令和2年(2020)は鉄斎美術館開館45周年記念の展覧会が年4回、別館史料館で開催され、4月5日からは「鉄斎と帝室技芸員の作家たち」展を鑑賞することができます。美術家最高の栄誉である帝室技芸員に任命された富岡鉄斎と、同じく技芸員であった作家たちとの親交を示す作品・資料が展示されています。
帝室技芸員は明治23年(1890)年に帝室(皇室)による美術工芸家の保護と制作を奨励する顕彰制度として設置され、昭和22年(1947)に廃止になるまで、79名が任命されました。

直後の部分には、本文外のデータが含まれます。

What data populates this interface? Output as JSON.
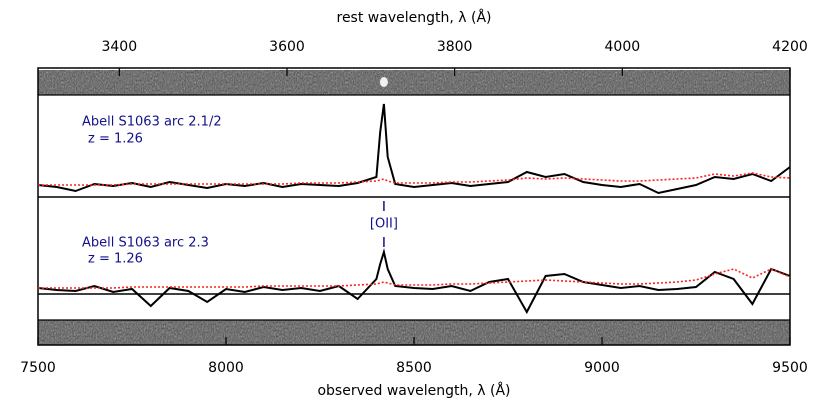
{
  "chart_data": {
    "type": "line",
    "x_label": "observed wavelength, λ (Å)",
    "x2_label": "rest wavelength, λ (Å)",
    "xlim": [
      7500,
      9500
    ],
    "xticks": [
      7500,
      8000,
      8500,
      9000,
      9500
    ],
    "x2lim": [
      3303,
      4200
    ],
    "x2ticks": [
      3400,
      3600,
      3800,
      4000,
      4200
    ],
    "x": [
      7500,
      7550,
      7600,
      7650,
      7700,
      7750,
      7800,
      7850,
      7900,
      7950,
      8000,
      8050,
      8100,
      8150,
      8200,
      8250,
      8300,
      8350,
      8400,
      8410,
      8420,
      8430,
      8450,
      8500,
      8550,
      8600,
      8650,
      8700,
      8750,
      8800,
      8850,
      8900,
      8950,
      9000,
      9050,
      9100,
      9150,
      9200,
      9250,
      9300,
      9350,
      9400,
      9450,
      9500
    ],
    "annotation": {
      "text": "[OII]",
      "x": 8420
    },
    "panels": [
      {
        "label": "Abell S1063 arc 2.1/2",
        "redshift": "z = 1.26",
        "ylim": [
          -1,
          10
        ],
        "series": [
          {
            "color": "#000000",
            "style": "solid",
            "values": [
              1.2,
              1.0,
              0.6,
              1.3,
              1.1,
              1.4,
              1.0,
              1.5,
              1.2,
              0.9,
              1.3,
              1.1,
              1.4,
              1.0,
              1.3,
              1.2,
              1.1,
              1.4,
              2.0,
              6.5,
              9.3,
              4.0,
              1.3,
              1.0,
              1.2,
              1.4,
              1.1,
              1.3,
              1.5,
              2.5,
              2.0,
              2.3,
              1.5,
              1.2,
              1.0,
              1.3,
              0.4,
              0.8,
              1.2,
              2.0,
              1.8,
              2.3,
              1.6,
              3.0
            ]
          },
          {
            "color": "#ff2020",
            "style": "dotted",
            "values": [
              1.2,
              1.2,
              1.2,
              1.2,
              1.2,
              1.3,
              1.3,
              1.3,
              1.3,
              1.3,
              1.3,
              1.3,
              1.3,
              1.3,
              1.4,
              1.4,
              1.4,
              1.5,
              1.6,
              1.7,
              1.8,
              1.6,
              1.4,
              1.4,
              1.4,
              1.5,
              1.5,
              1.6,
              1.7,
              1.9,
              1.8,
              1.9,
              1.8,
              1.7,
              1.6,
              1.6,
              1.7,
              1.8,
              1.9,
              2.3,
              2.1,
              2.4,
              2.0,
              1.9
            ]
          }
        ]
      },
      {
        "label": "Abell S1063 arc 2.3",
        "redshift": "z = 1.26",
        "ylim": [
          -3,
          10
        ],
        "series": [
          {
            "color": "#000000",
            "style": "solid",
            "values": [
              0.6,
              0.4,
              0.3,
              0.8,
              0.2,
              0.5,
              -1.2,
              0.6,
              0.3,
              -0.8,
              0.5,
              0.2,
              0.7,
              0.4,
              0.6,
              0.3,
              0.8,
              -0.5,
              1.5,
              3.0,
              4.2,
              2.5,
              0.8,
              0.6,
              0.5,
              0.8,
              0.3,
              1.2,
              1.5,
              -1.8,
              1.8,
              2.0,
              1.2,
              0.9,
              0.6,
              0.8,
              0.4,
              0.5,
              0.7,
              2.2,
              1.5,
              -1.0,
              2.5,
              1.8
            ]
          },
          {
            "color": "#ff2020",
            "style": "dotted",
            "values": [
              0.6,
              0.6,
              0.6,
              0.6,
              0.6,
              0.7,
              0.7,
              0.7,
              0.7,
              0.7,
              0.7,
              0.7,
              0.8,
              0.8,
              0.8,
              0.8,
              0.8,
              0.9,
              1.0,
              1.1,
              1.2,
              1.1,
              0.9,
              0.9,
              0.9,
              1.0,
              1.0,
              1.1,
              1.2,
              1.3,
              1.4,
              1.3,
              1.2,
              1.1,
              1.0,
              1.0,
              1.1,
              1.2,
              1.4,
              2.0,
              2.5,
              1.6,
              2.5,
              1.7
            ]
          }
        ]
      }
    ]
  }
}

その趣旨は現在の文化勲章や重要無形文化財、日本芸術院会員認定に引継がれています。鉄斎は大正6年(1917)に任命されますが、「自分は画家ではなく学者である」と語っていた鉄斎にとっては思いがけない出来事でした。しかし、そのことが「近代文人画の巨匠」と評される拠りどころとなっているようです。
鉄斎と同様、帝室技芸員に任命された美術工芸家の中には日本画家である幸野楳嶺、竹内栖鳳、七宝家の並河靖之、陶芸家の諏訪蘇山がおり、鉄斎と交流が深く貴重な合作も遺しています。
中でも初代諏訪蘇山は、鉄斎が晩年に出会った芸術上の得がたき友でした。蘇山のために描かれた「蝸牛蘆図」や「帝者師太公望釣魚図」、合作になる「魁星閣図絵具皿」「高遊外詩画染付菓子鉢」などの作品からは互いの敬愛の念を感じ取ることができます。
鉄斎が創作活動を共有した美術工芸家との交流が窺える作品を楽しむことができる展示となっています。
「鉄斎と帝室技芸員の作家たち」
前期 4月 5日(日)~5月 10日(日)
後期 5月17日(日)~6月21日(火)
会場 鉄斎美術館別館史料館
開館時間 午前9時30分~午後4時30分
休館日 水曜・展示替期間 入館無料
※鉄斎美術館「聖光殿」は長期休館中。